Машина двинулась на юг, миновала Хайфу и начала взбираться по узкой горной дороге. Ари держал голову Акивы на коленях, оберегал его от толчков на ухабах и резких поворотах. Они взбирались все выше на Кармель, пока не приехали в район, где жили друзы.

Акива открыл глаза, попытался что‑то сказать, но не смог. Он улыбнулся Ари и обмяк.

В полутора километрах от села Далият‑эль‑Кармель, в небольшом перелеске их ждал с осликом и повозкой друз Муса, солдат Хаганы.

Ари с трудом вылез из кузова. Он весь был в крови – своей и Акивы.

Муса подбежал к нему.

– Я в порядке, – сказал Ари. – Несите Акиву. Он умер.

Изможденное тело выгрузили из кузова и положили на повозку. Ари сказал:

– Никто, кроме Бен Моше или Нахума, не должен знать, что Акива умер. Поезжайте назад, только сначала хорошенько вымойте машину. Мы с Мусой сами похороним дядю.

Машина уехала.

Начинало темнеть. Ари сел на повозку. Они объехали деревню и поднялись на южную, самую высокую вершину Кармеля, где в лесу стоял жертвенник великого еврейского пророка Илии. Именно здесь Илия с Божьей помощью одержал победу над служителями Ваала.

Алтарь Илии смотрел на Ездрелонскую долину, словно вечное напоминание, что земля эта не забыта.

Муса и Ари вырыли неглубокую могилу рядом с алтарем.

– Давай снимем с него эту позорную одежду, – сказал Ари.

Они сняли с Акивы наряд английского висельника, положили тело в могилу, засыпали и забросали сучьями. Муса отошел к повозке.

Ари опустился на колени. Яков Рабинский родился во гневе и скончался в горе. Наконец‑то он обрел мир, которого не было у него при жизни. Теперь он будет покоиться здесь, на вершине, и смотреть вниз на вечную страну евреев. Когда‑нибудь, подумал Ари, весь мир узнает, где лежит Акива, и это место станет святыней.

– Прощай, дядя, – сказал Ари. – Я так и не успел сказать, что брат тебя простил.

Ари встал и пошатнулся. Муса подбежал к нему, когда он, застонав от боли, свалился без чувств на землю.

 

ГЛАВА 17

 

Китти сидела в кабинете доктора Либермана.

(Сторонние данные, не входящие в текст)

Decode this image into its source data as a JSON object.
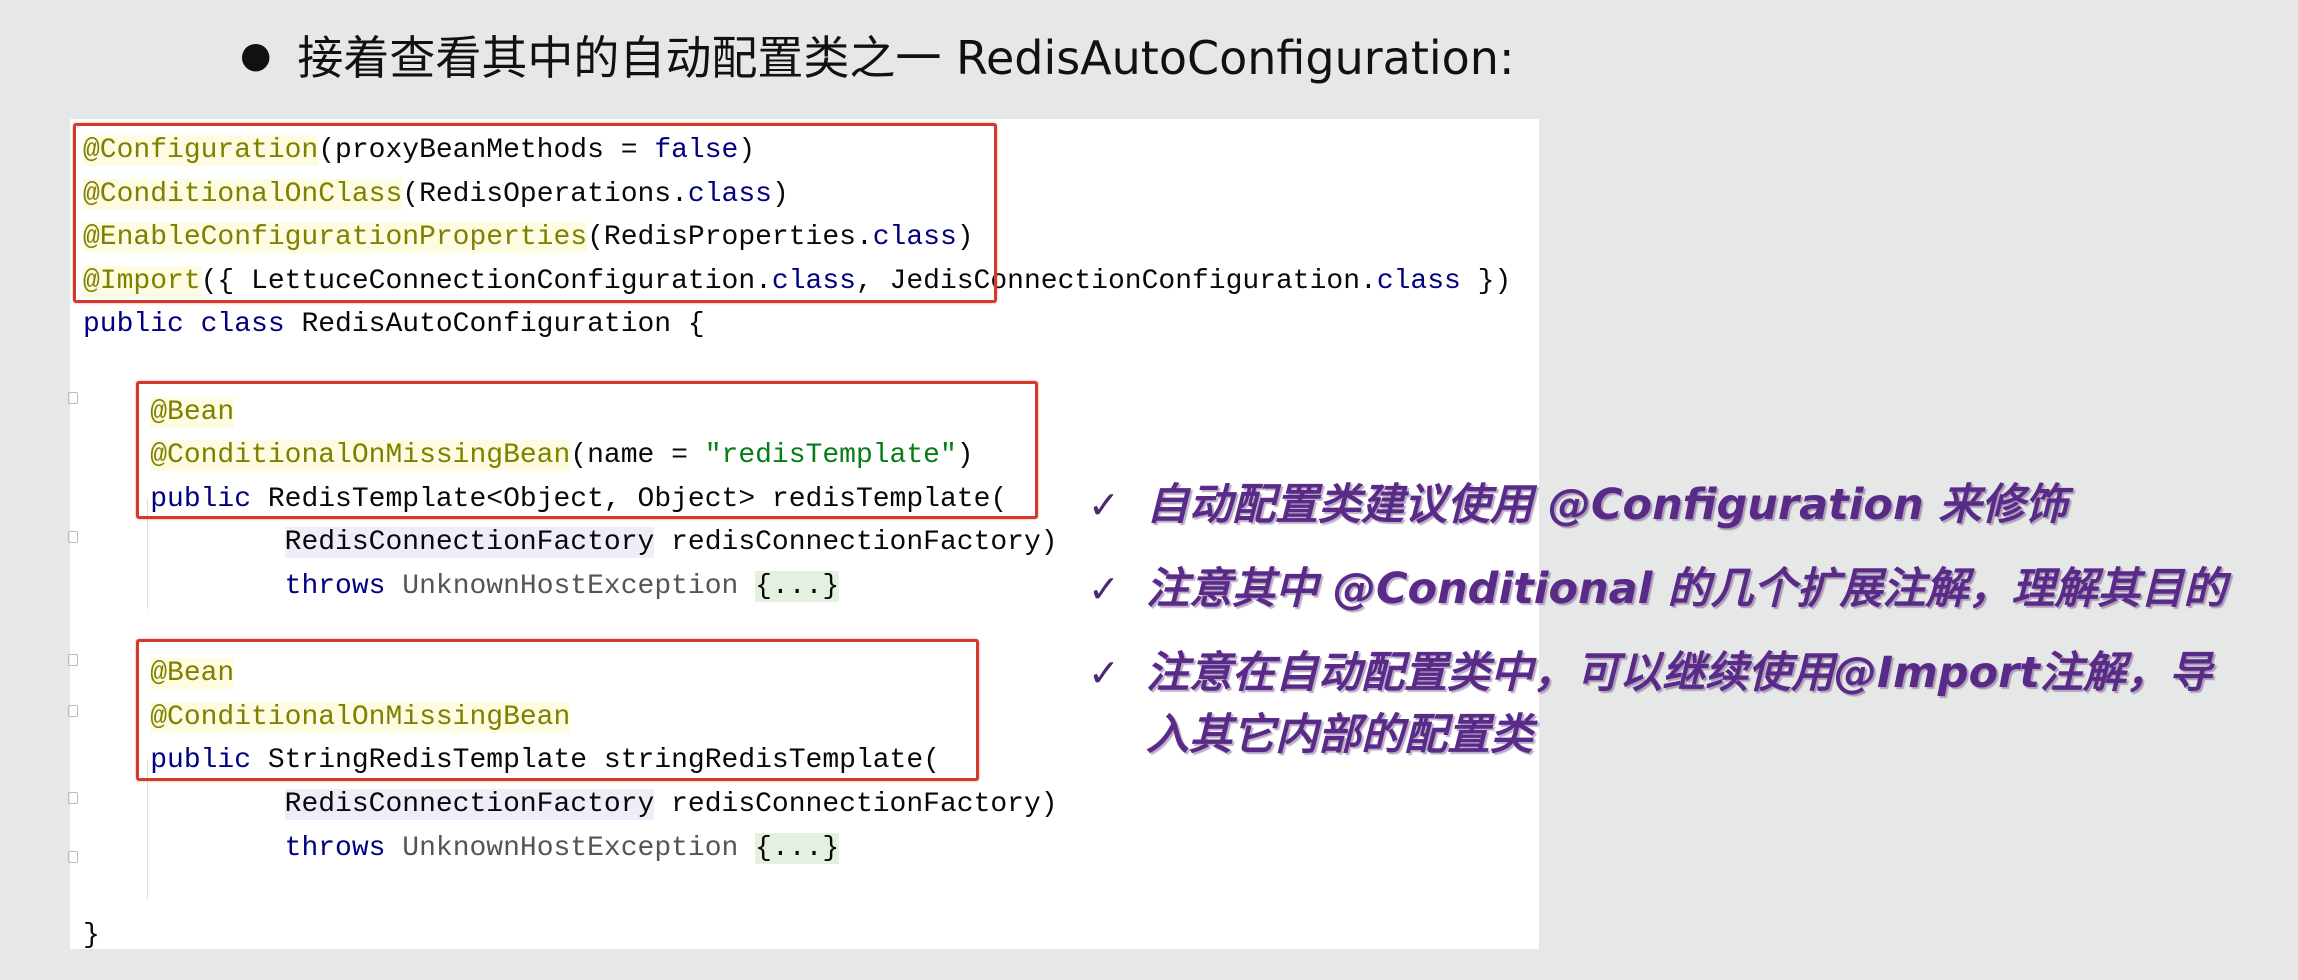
{
  "slide": {
    "bullet": "●",
    "title": "接着查看其中的自动配置类之一 RedisAutoConfiguration:"
  },
  "code": {
    "lines": [
      [
        {
          "t": "@Configuration",
          "c": "ann"
        },
        {
          "t": "(proxyBeanMethods = "
        },
        {
          "t": "false",
          "c": "kw"
        },
        {
          "t": ")"
        }
      ],
      [
        {
          "t": "@ConditionalOnClass",
          "c": "ann"
        },
        {
          "t": "(RedisOperations."
        },
        {
          "t": "class",
          "c": "kw"
        },
        {
          "t": ")"
        }
      ],
      [
        {
          "t": "@EnableConfigurationProperties",
          "c": "ann"
        },
        {
          "t": "(RedisProperties."
        },
        {
          "t": "class",
          "c": "kw"
        },
        {
          "t": ")"
        }
      ],
      [
        {
          "t": "@Import",
          "c": "ann"
        },
        {
          "t": "({ LettuceConnectionConfiguration."
        },
        {
          "t": "class",
          "c": "kw"
        },
        {
          "t": ", JedisConnectionConfiguration."
        },
        {
          "t": "class",
          "c": "kw"
        },
        {
          "t": " })"
        }
      ],
      [
        {
          "t": "public class",
          "c": "kw"
        },
        {
          "t": " RedisAutoConfiguration {"
        }
      ],
      [],
      [
        {
          "t": "    "
        },
        {
          "t": "@Bean",
          "c": "ann"
        }
      ],
      [
        {
          "t": "    "
        },
        {
          "t": "@ConditionalOnMissingBean",
          "c": "ann"
        },
        {
          "t": "(name = "
        },
        {
          "t": "\"redisTemplate\"",
          "c": "str"
        },
        {
          "t": ")"
        }
      ],
      [
        {
          "t": "    "
        },
        {
          "t": "public",
          "c": "kw"
        },
        {
          "t": " RedisTemplate<Object, Object> redisTemplate("
        }
      ],
      [
        {
          "t": "            "
        },
        {
          "t": "RedisConnectionFactory",
          "c": "ptype"
        },
        {
          "t": " redisConnectionFactory)"
        }
      ],
      [
        {
          "t": "            "
        },
        {
          "t": "throws",
          "c": "kw"
        },
        {
          "t": " "
        },
        {
          "t": "UnknownHostException",
          "c": "muted"
        },
        {
          "t": " "
        },
        {
          "t": "{...}",
          "c": "fold"
        }
      ],
      [],
      [
        {
          "t": "    "
        },
        {
          "t": "@Bean",
          "c": "ann"
        }
      ],
      [
        {
          "t": "    "
        },
        {
          "t": "@ConditionalOnMissingBean",
          "c": "ann"
        }
      ],
      [
        {
          "t": "    "
        },
        {
          "t": "public",
          "c": "kw"
        },
        {
          "t": " StringRedisTemplate stringRedisTemplate("
        }
      ],
      [
        {
          "t": "            "
        },
        {
          "t": "RedisConnectionFactory",
          "c": "ptype"
        },
        {
          "t": " redisConnectionFactory)"
        }
      ],
      [
        {
          "t": "            "
        },
        {
          "t": "throws",
          "c": "kw"
        },
        {
          "t": " "
        },
        {
          "t": "UnknownHostException",
          "c": "muted"
        },
        {
          "t": " "
        },
        {
          "t": "{...}",
          "c": "fold"
        }
      ],
      [],
      [
        {
          "t": "}"
        }
      ]
    ]
  },
  "notes": {
    "check": "✓",
    "items": [
      "自动配置类建议使用 @Configuration 来修饰",
      "注意其中 @Conditional 的几个扩展注解，理解其目的",
      "注意在自动配置类中，可以继续使用@Import注解，导入其它内部的配置类"
    ]
  },
  "colors": {
    "annotation": "#808000",
    "keyword": "#000080",
    "string": "#067d17",
    "highlight_box": "#d33a2c",
    "note_text": "#5a2a88"
  }
}
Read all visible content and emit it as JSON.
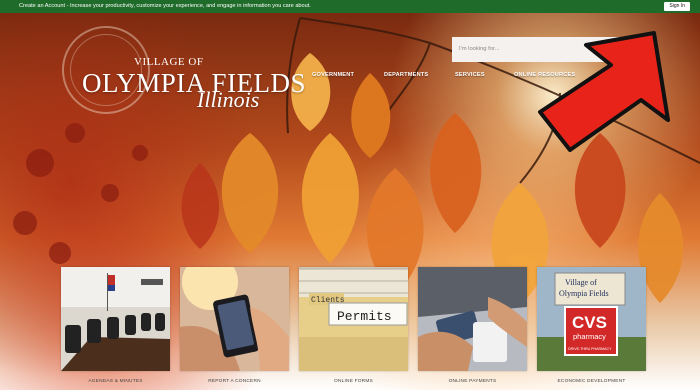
{
  "topbar": {
    "message": "Create an Account - Increase your productivity, customize your experience, and engage in information you care about.",
    "signin_label": "Sign In"
  },
  "logo": {
    "seal_text_top": "VILLAGE OF",
    "seal_text_bottom": "OLYMPIA FIELDS",
    "small": "VILLAGE OF",
    "main": "OLYMPIA FIELDS",
    "script": "Illinois"
  },
  "search": {
    "placeholder": "I'm looking for..."
  },
  "nav": {
    "items": [
      {
        "label": "GOVERNMENT"
      },
      {
        "label": "DEPARTMENTS"
      },
      {
        "label": "SERVICES"
      },
      {
        "label": "ONLINE RESOURCES"
      }
    ]
  },
  "tiles": [
    {
      "label": "AGENDAS & MINUTES"
    },
    {
      "label": "REPORT A CONCERN"
    },
    {
      "label": "ONLINE FORMS",
      "folder_tab": "Clients",
      "folder_label": "Permits"
    },
    {
      "label": "ONLINE PAYMENTS"
    },
    {
      "label": "ECONOMIC DEVELOPMENT",
      "sign_text_1": "Village of",
      "sign_text_2": "Olympia Fields",
      "store_logo": "CVS",
      "store_sub": "pharmacy",
      "store_tag": "DRIVE-THRU PHARMACY"
    }
  ],
  "colors": {
    "topbar": "#1f6b2a",
    "arrow": "#e8231a",
    "leaf_orange": "#e07a20",
    "leaf_red": "#b8321a"
  }
}
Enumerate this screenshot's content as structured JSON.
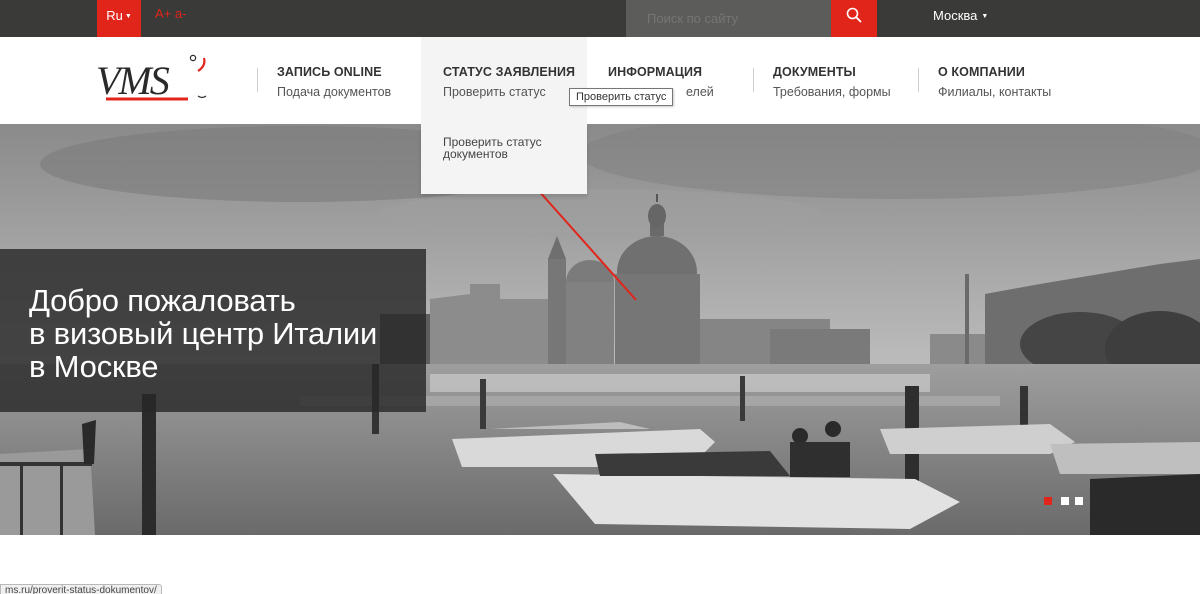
{
  "topbar": {
    "language": "Ru",
    "font_increase": "A+",
    "font_decrease": "a-",
    "search_placeholder": "Поиск по сайту",
    "city": "Москва"
  },
  "nav": [
    {
      "title": "ЗАПИСЬ ONLINE",
      "sub": "Подача документов"
    },
    {
      "title": "СТАТУС ЗАЯВЛЕНИЯ",
      "sub": "Проверить статус"
    },
    {
      "title": "ИНФОРМАЦИЯ",
      "sub": "елей"
    },
    {
      "title": "ДОКУМЕНТЫ",
      "sub": "Требования, формы"
    },
    {
      "title": "О КОМПАНИИ",
      "sub": "Филиалы, контакты"
    }
  ],
  "dropdown": {
    "item": "Проверить статус документов"
  },
  "tooltip": "Проверить статус",
  "hero": {
    "line1": "Добро пожаловать",
    "line2": "в визовый центр Италии",
    "line3": "в Москве",
    "slides": 3,
    "active_slide": 1
  },
  "statusbar": "ms.ru/proverit-status-dokumentov/",
  "colors": {
    "accent": "#e1251b",
    "topbar": "#3a3a38"
  }
}
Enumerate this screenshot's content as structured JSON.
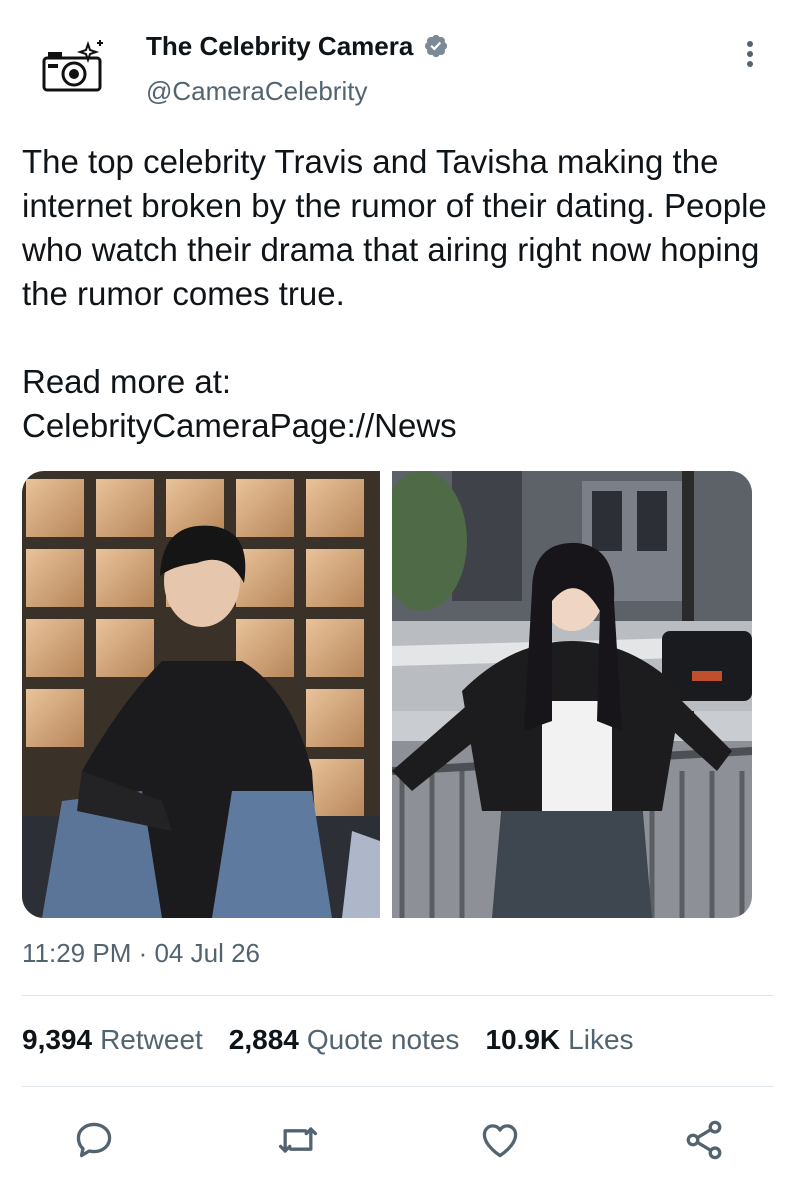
{
  "account": {
    "name": "The Celebrity Camera",
    "handle": "@CameraCelebrity"
  },
  "tweet": {
    "text": "The top celebrity Travis and Tavisha making the internet broken by the rumor of their dating. People who watch their drama that airing right now hoping the rumor comes true.\n\nRead more at:\nCelebrityCameraPage://News"
  },
  "timestamp": {
    "time": "11:29 PM",
    "separator": " · ",
    "date": "04 Jul 26"
  },
  "stats": {
    "retweets_count": "9,394",
    "retweets_label": "Retweet",
    "quotes_count": "2,884",
    "quotes_label": "Quote notes",
    "likes_count": "10.9K",
    "likes_label": "Likes"
  },
  "colors": {
    "text_primary": "#0f1419",
    "text_secondary": "#536471",
    "verified_blue": "#1d9bf0",
    "divider": "#e1e6ea"
  },
  "icons": {
    "avatar": "camera-logo-icon",
    "verified": "verified-badge-icon",
    "more": "more-vertical-icon",
    "reply": "reply-icon",
    "retweet": "retweet-icon",
    "like": "heart-icon",
    "share": "share-icon"
  }
}
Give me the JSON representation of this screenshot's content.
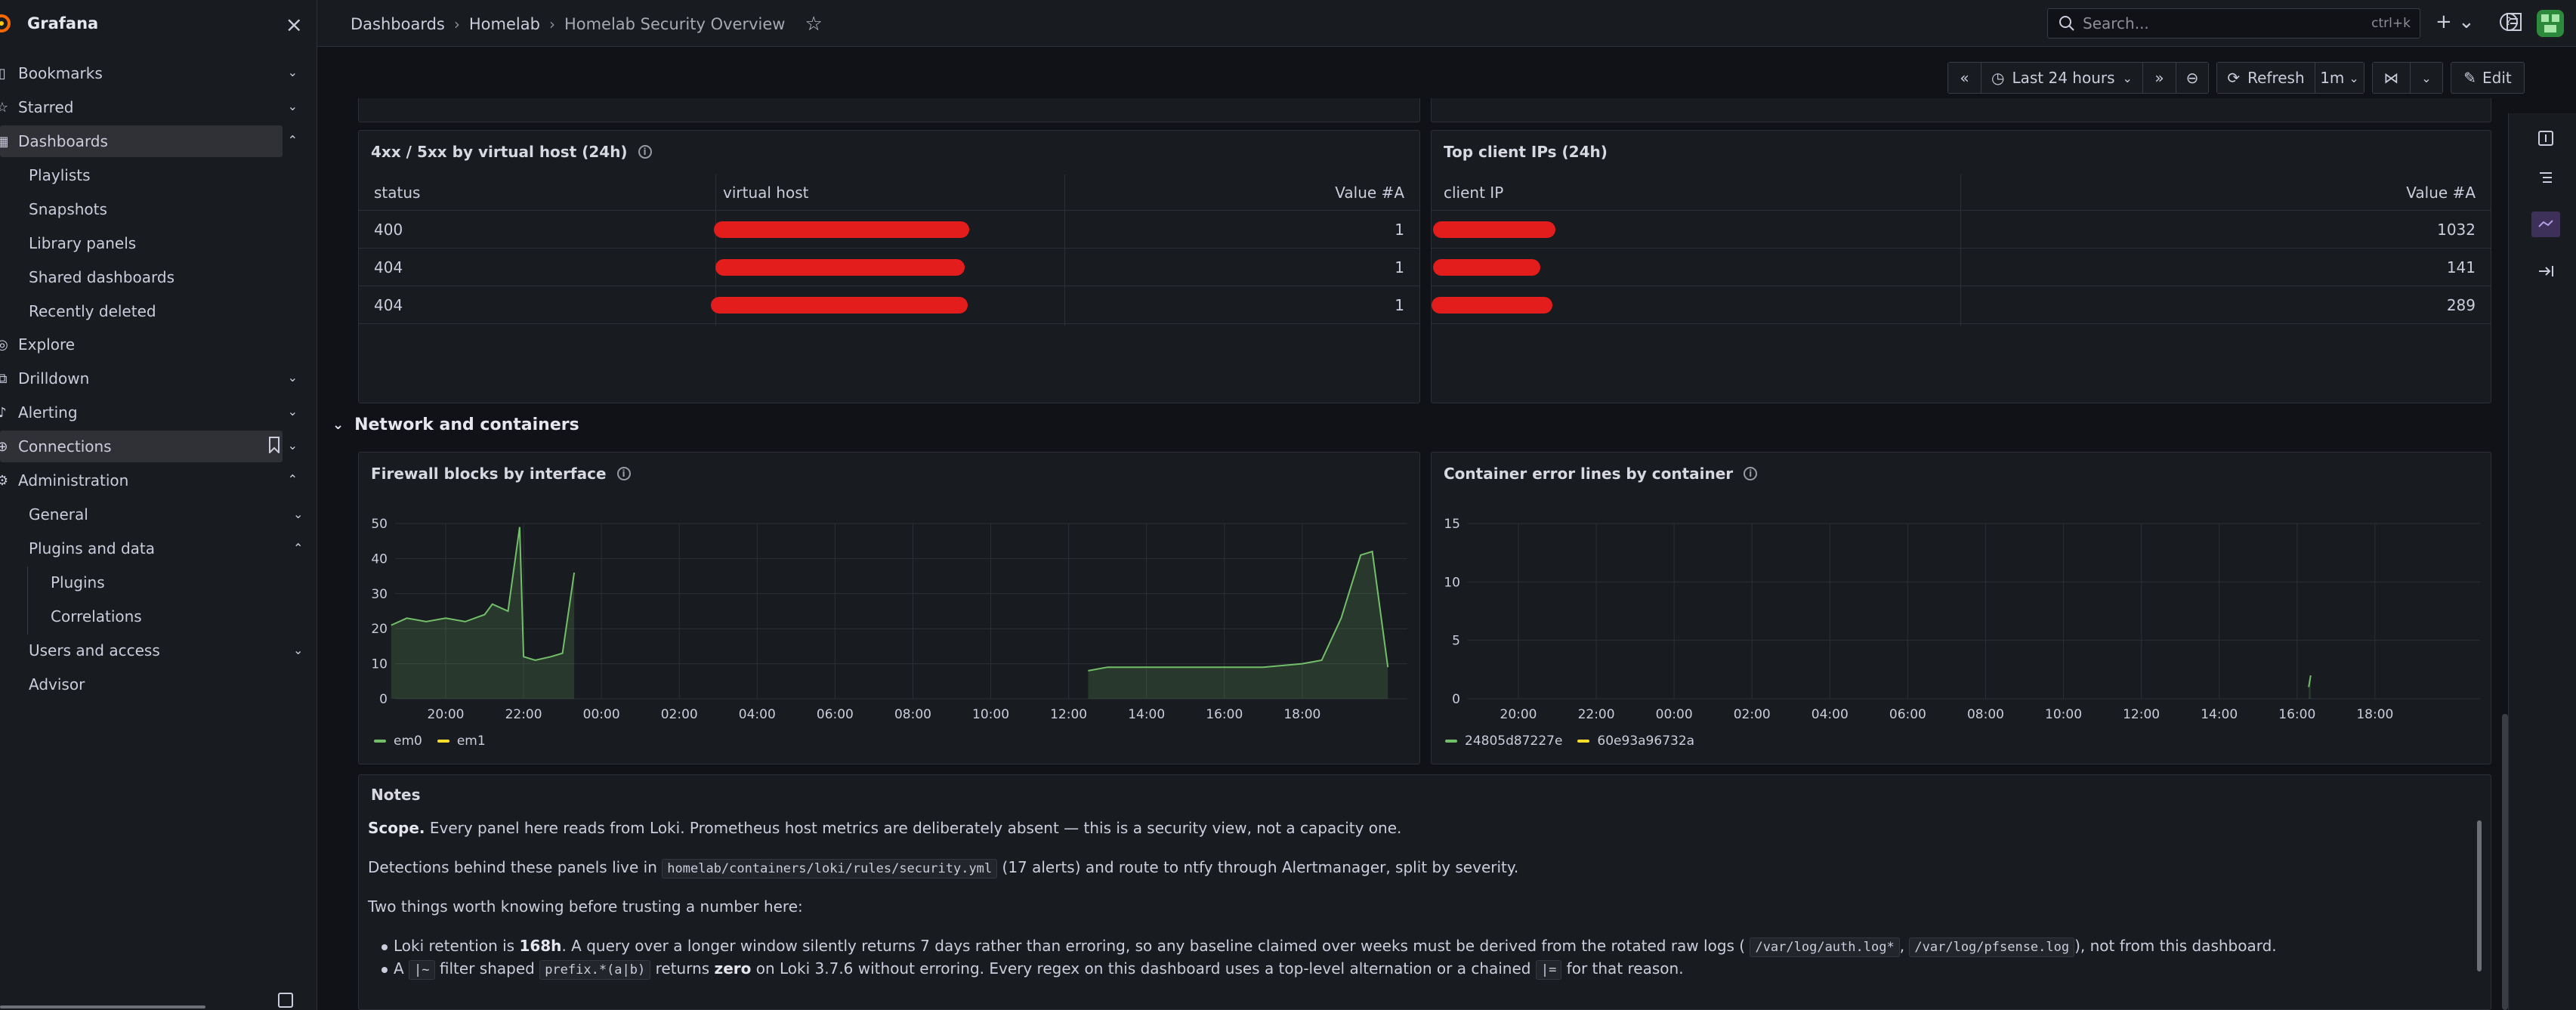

– Я многое бы отдал, чтобы уговорить вас остаться, – сказал Либерман.

– Благодарю вас, – ответила Китти. – Чем ближе отъезд, тем сильнее чувствую опустошенность. Я понятия не имела, что успела так сильно привязаться к Ган‑Дафне. Всю ночь сидела над историями болезней. Некоторые ребята сделали огромные успехи, если учесть, что им пришлось пережить.

– Им будет плохо без вас.

– Знаю. Мне тоже будет плохо без них. В ближайшие дни я приведу в порядок дела. Есть, однако, несколько особых случаев, о которых мне хотелось бы переговорить с вами лично.

– Да, конечно.

Китти встала и собралась уходить.

– Не забудьте, пожалуйста, прийти вечером в столовую на полчаса раньше.

– Ну, зачем это? Не надо торжественных проводов.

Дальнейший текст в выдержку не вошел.